Kyle Busch turned a lap in 13.745 seconds (65.489 mph) Saturday at the Los Angeles Memorial Coliseum to pace single-car qualifying for Sunday’s Busch Light Clash at the Coliseum.
That means Busch will start from the pole in the first of four 25-lap heat races on Sunday, each featuring nine cars on the quarter-mile pavement track built specifically for the event, which features the competitive debut of NASCAR’s Next Gen Cup Series car.
Tyler Reddick (13.761 seconds at 65.402 mph) qualified second to earn the pole for Sunday’s second heat race, followed by Justin Haley (64.790 mph) and Joey Logano (64.521 mph), who will start first in Heats 3 and 4, respectively.
The top four finishers in each heat will advance to the 150-lap Busch Light Clash at the Coliseum (6 p.m. ET on FOX, MRN and SiriusXM NASCAR Radio).

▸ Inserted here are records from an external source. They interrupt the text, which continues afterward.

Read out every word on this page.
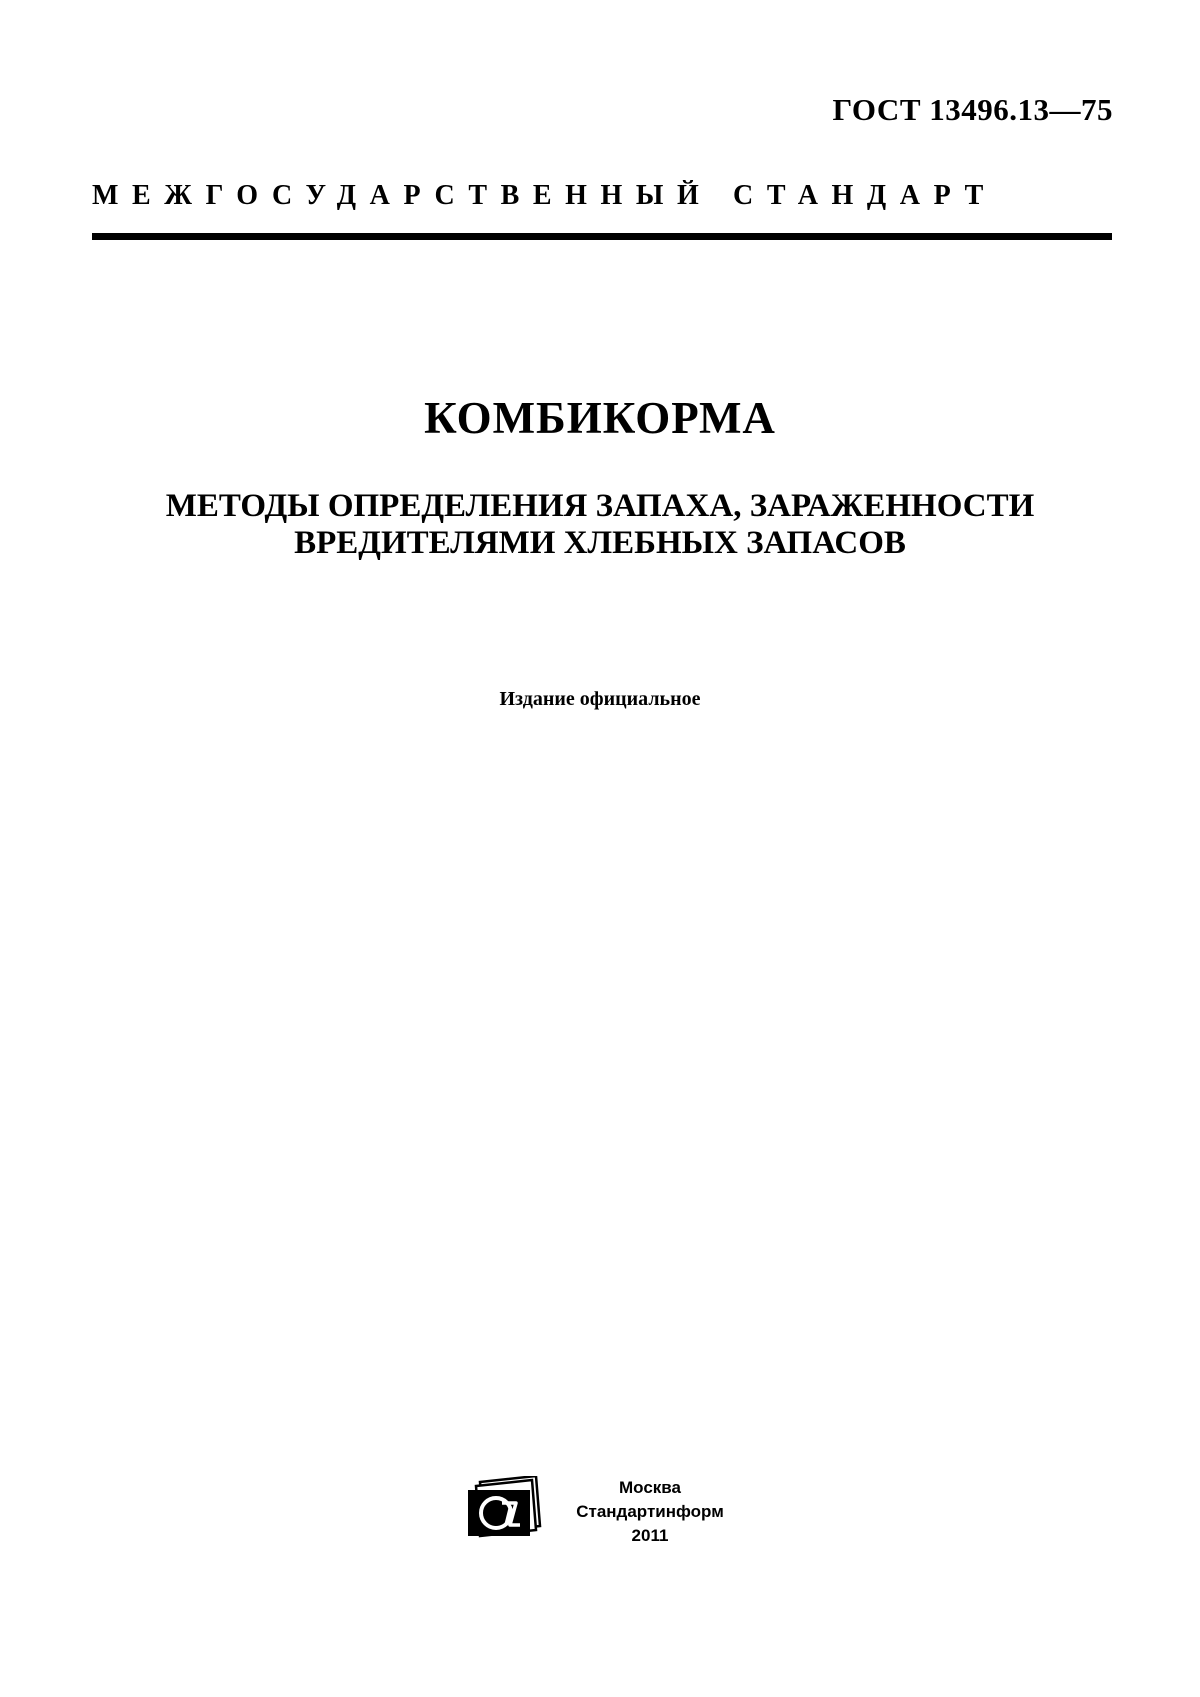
ГОСТ 13496.13—75
МЕЖГОСУДАРСТВЕННЫЙ СТАНДАРТ
КОМБИКОРМА
МЕТОДЫ ОПРЕДЕЛЕНИЯ ЗАПАХА, ЗАРАЖЕННОСТИ
ВРЕДИТЕЛЯМИ ХЛЕБНЫХ ЗАПАСОВ
Издание официальное
Москва
Стандартинформ
2011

“I never would have thunk it,” said Busch, the only Toyota driver in the top 14 in time trials. “I don’t know, you know, it’s pretty cool. It’s just different with the opportunity to do something like this. NASCAR took a lot of flak on what this was going to look like and what it was going to be. But we’re having a great time. We had a bunch of fans come out just to witness the qualifying.
“I’m looking forward to seeing what this place will look like (Sunday) and have the opportunity to race this No. 18 Toyota and keep it up front. We’re not in (the main event) yet—we still have to go through that heat race.”
In fact, the only driver who is guaranteed a starting spot in the Busch Light Clash is Kyle Larson, the 2021 Cup Series champion. There’s one provisional starting spot available to the top driver in points from 2021 who fails to make the show through the heats or two subsequent 50-lap last-chance qualifiers.
Three drivers will advance from each of the LCQs, with the provisional completing the 23-car Clash field.
Larson qualified eighth and will start on the outside of the front row in Heat 4. The other front-row starting spots in the heats go to Daniel Suarez (fifth), Cole Custer (sixth) and Chase Elliott (seventh).
Ricky Stenhouse Jr., Harrison Burton, William Byron and defending Daytona 500 winner Michael McDowell qualified ninth through 12th, respectively.